UCF’s Crime Lab Combats Human Trafficking Through Research

From left to right: Ketty Fernandez, Jay Corzine, Lin Huff-Corzine, Bernard Silverman and Kevin Bales.

UCF Department of Sociology’s “crime lab,” a team of faculty and students, is trying to help police and nonprofit agencies better understand human trafficking in hopes of stopping it.

While human trafficking is the latest crime the UCF team is tackling, it has been working with all sorts of crime data. The team works with data from the Uniform Crime Report, the Supplementary Homicide Report, and the National Incident-Based Recording System, from the Federal Bureau of Investigation, local law enforcement agencies and other organizations that outline how data and results of studies will be shared, published and distributed.

Sociology professors Lin Huff-Corzine and Jay Corzine started the lab about six years ago in Howard Philips Hall.

“The lab is not an official center or institute at UCF,” Corzine said. “But we needed something to call our operation, and it was born.”

Computers at the lab maintain major federal databases from the FBI, the Inter-university Consortium for Political and Social Research, and other private and public organizations.

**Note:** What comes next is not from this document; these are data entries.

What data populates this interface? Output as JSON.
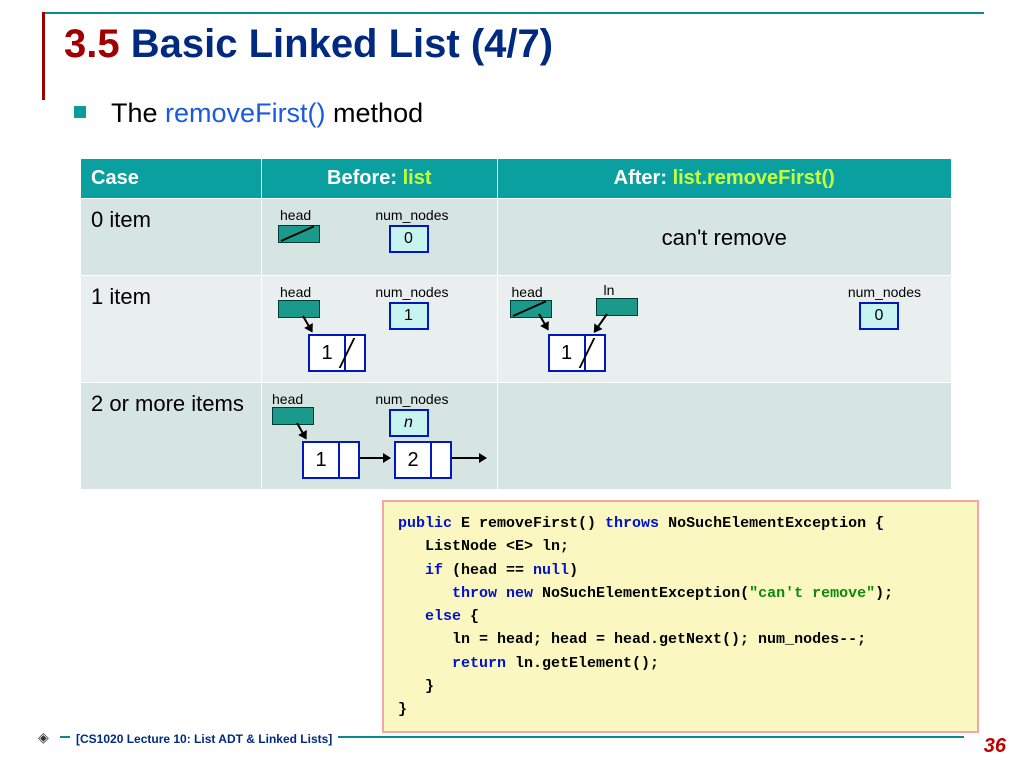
{
  "title": {
    "section": "3.5",
    "rest": "Basic Linked List (4/7)"
  },
  "bullet": {
    "pre": "The ",
    "code": "removeFirst()",
    "post": " method"
  },
  "table": {
    "headers": {
      "case": "Case",
      "before_pre": "Before: ",
      "before_hl": "list",
      "after_pre": "After: ",
      "after_hl": "list.removeFirst()"
    },
    "rows": {
      "r0": {
        "label": "0 item",
        "head": "head",
        "nn": "num_nodes",
        "nn_val": "0",
        "after": "can't remove"
      },
      "r1": {
        "label": "1 item",
        "head": "head",
        "nn": "num_nodes",
        "nn_val": "1",
        "node1": "1",
        "after_head": "head",
        "after_ln": "ln",
        "after_nn": "num_nodes",
        "after_nn_val": "0",
        "after_node1": "1"
      },
      "r2": {
        "label": "2 or more items",
        "head": "head",
        "nn": "num_nodes",
        "nn_val": "n",
        "node1": "1",
        "node2": "2"
      }
    }
  },
  "code": {
    "l1a": "public",
    "l1b": " E removeFirst() ",
    "l1c": "throws",
    "l1d": " NoSuchElementException {",
    "l2": "   ListNode <E> ln;",
    "l3a": "   ",
    "l3b": "if",
    "l3c": " (head == ",
    "l3d": "null",
    "l3e": ")",
    "l4a": "      ",
    "l4b": "throw new",
    "l4c": " NoSuchElementException(",
    "l4d": "\"can't remove\"",
    "l4e": ");",
    "l5a": "   ",
    "l5b": "else",
    "l5c": " {",
    "l6": "      ln = head; head = head.getNext(); num_nodes--;",
    "l7a": "      ",
    "l7b": "return",
    "l7c": " ln.getElement();",
    "l8": "   }",
    "l9": "}"
  },
  "footer": {
    "text": "[CS1020 Lecture 10: List ADT & Linked Lists]",
    "page": "36"
  }
}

Both public and restricted data sources have been provided to the lab.

The co-directors of the lab and also their students have served the community as consultants to analyze and process data for local law enforcement agencies, such as trends in violent crime. They have partnerships with the Orange, Brevard, and Seminole sheriff’s offices and the Orlando Police Department, as well as with national agencies such as the Behavioral Analysis Unit of the FBI.

The team is actively working on new human-trafficking data sets in the United States. These include FBI arrest data on human tracking, calls for services to Florida Abolitionist in Orlando, and services and phone calls from organizations that aid victims of human trafficking, such as Florida Abolitionist, the Greater Orlando Human Trafficking Task Force, law enforcement agencies and various service providers in Central Florida. The professors, along with sociology graduate student Ketty Fernandez, are working with human-trafficking scholars Kevin Bales from the University of Nottingham in England and Bernard Silverman, chief scientific adviser to the United Kingdom’s Home Office.

The researchers are attempting to provide the first measure of how many people are in slavery in Central Florida using a technique developed by Bales, Silverman and colleague Olivia Hesketh.

“In all of the developed countries, there is slavery,” Bales said. “But nobody knows the real number. That means that the governments don’t have a clue about how much money or resources should be allocated to combat it.”

Huff-Corzine said that the new research aims to give a more reasonable estimate, which will be invaluable for government agencies that need concrete data to allocate money to human trafficking advocacy organizations.

Huff-Corzine and Corzine oversee all data processing and analysis. Jolene Vincent, a doctoral student in the crime lab, maintains the data sets and is involved with supervising many of the ongoing projects.

One of the digitized images of the Pulse memorial.

UCF students and faculty members are also planning to evaluate a new court model that, once established, would assist victims of sex trafficking that are wrongfully accused of prostitution. Researchers are also conducting studies on the types of human-trafficking phone calls that come into the Florida Abolitionist hotline and other services available for trafficked individuals.

The researchers are working on other projects too, such as archiving all of the scrolls from memorials held to honor the victims of the Pulse nightclub shootings that occurred in Orlando on June 12, 2016. Hundreds of the messages that were left on scrolls placed outside of the nightclub and other locations are being photographed and chronicled by sociology major Cameron Walker. These are being preserved digitally by the crime lab and will be shared for research purposes.